Some other SMTP server connects to your server on port 25 and
initiates an SMTP connection (EHLO command)
Other server then sends a message saying who they're delivering a
message for (MAIL FROM command)
Other server then sends who the message is for on your server (RCPT
command)
At this point your server then checks whether the email address in
the RCPT command can actually be delivered on your server. If you do
not have a catchall alias configured to point to an email address
(Default Address) and you have it set to :fail: the following happens:
Your server sends back along the same connection to the sending
server "Go away, no-one here" (the DENY command)
The sender server would then normally tell their user that the
attempt to email your server failed. Your server does not send a
"bounce" message. As far as your server is concerned, all that has
happened is a little SMTP chatter and no email has been received and
no bounce sent

Not all mail servers work alike, so this is based on what happens
with EXIM, a fairly common server in public hosting space.

Jeffrey

At 2006-12-14 15:06 -0800 Google Kreme wrote:

>Challenge-Response is pure unadulterated evil. Don't do it.

Google - does this comment of yours apply also to the system used by
2idi <http://2idi.com/> to forward mail to people's i-name addresses?
I would have described that as a challenge-reponse system, but apart
from the initial exchange to establish the sender's bona-fides, it
doesn't seem to generate much extra traffic. I have replaced (much
too late, of course, but better late than never, I feel) all the
"mail-to" links on my personal web pages with a 2idi contact link.

I'd welcome your views on the type of system used by 2idi, and indeed
anyone's views on the likely future for i-names.

regards

Rowland
--
| Wilma & Rowland Carson http://home.clara.net/rowil/
| <rowilclara.net> ... that's Rowland with a 'w' ...

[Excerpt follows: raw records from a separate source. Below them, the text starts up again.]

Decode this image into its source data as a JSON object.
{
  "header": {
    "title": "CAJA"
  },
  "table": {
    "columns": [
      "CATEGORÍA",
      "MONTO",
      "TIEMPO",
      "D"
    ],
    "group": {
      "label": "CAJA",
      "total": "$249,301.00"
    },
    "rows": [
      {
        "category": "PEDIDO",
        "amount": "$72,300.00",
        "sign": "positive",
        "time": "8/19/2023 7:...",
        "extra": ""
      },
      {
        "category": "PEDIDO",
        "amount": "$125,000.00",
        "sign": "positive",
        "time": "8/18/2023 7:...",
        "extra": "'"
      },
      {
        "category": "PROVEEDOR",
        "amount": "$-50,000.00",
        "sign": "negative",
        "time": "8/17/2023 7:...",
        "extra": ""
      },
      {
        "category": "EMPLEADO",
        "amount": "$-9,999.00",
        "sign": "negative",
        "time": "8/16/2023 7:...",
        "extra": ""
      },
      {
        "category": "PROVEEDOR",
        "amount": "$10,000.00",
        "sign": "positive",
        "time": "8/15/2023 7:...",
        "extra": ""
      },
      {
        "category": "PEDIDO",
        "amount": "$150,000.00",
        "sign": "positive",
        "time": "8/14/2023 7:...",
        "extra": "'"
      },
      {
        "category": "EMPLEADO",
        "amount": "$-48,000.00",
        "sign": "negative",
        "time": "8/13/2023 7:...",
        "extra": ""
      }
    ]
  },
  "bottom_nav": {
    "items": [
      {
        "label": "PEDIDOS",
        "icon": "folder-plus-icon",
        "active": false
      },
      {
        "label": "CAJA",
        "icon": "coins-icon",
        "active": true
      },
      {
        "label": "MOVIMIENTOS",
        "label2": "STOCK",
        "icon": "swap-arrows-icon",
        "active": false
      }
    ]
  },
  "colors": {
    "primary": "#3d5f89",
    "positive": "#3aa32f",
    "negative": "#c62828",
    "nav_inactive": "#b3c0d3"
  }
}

On Dec 16, 2006, at 12:31 PM, Google Kreme wrote:
> Also, the use of port 587 is a workaround, not a solution.

Well, it's more than a workaround in the "do this because it might
work" sense, because that port IS standardized for mail submission.
One of the faults in email these days is that MUAs (mail user
agents: Mail.app, Thunderbird, Lookout Depress, Lookout, etc) got
into the "habit" of pretending to be MTAs (mail transfer agents)
using port 25 instead of port 587. (And the MUAs probably have to
default that way, because not every mail server is configured for
submissions on 587.)

But it IS a workaround in the sense that it is working around one of
the messes the spammers have caused.

   --John

The other problem is that I really would like to know when email that I have actually sent bounces. And still would like to see all the misaddressed email messages that are intentionally sent to me or my domain. I just want this bounced spam to disappear.

Nothing I can do, right?

Any bounce message will probably include a line:

From: qdegnexample.com

You can filter bounces by only accepting bounces whose content include:

From: actualuserexample.com

for legitimate values of actualuser. This will eliminate the vast majority of the bogus bounces.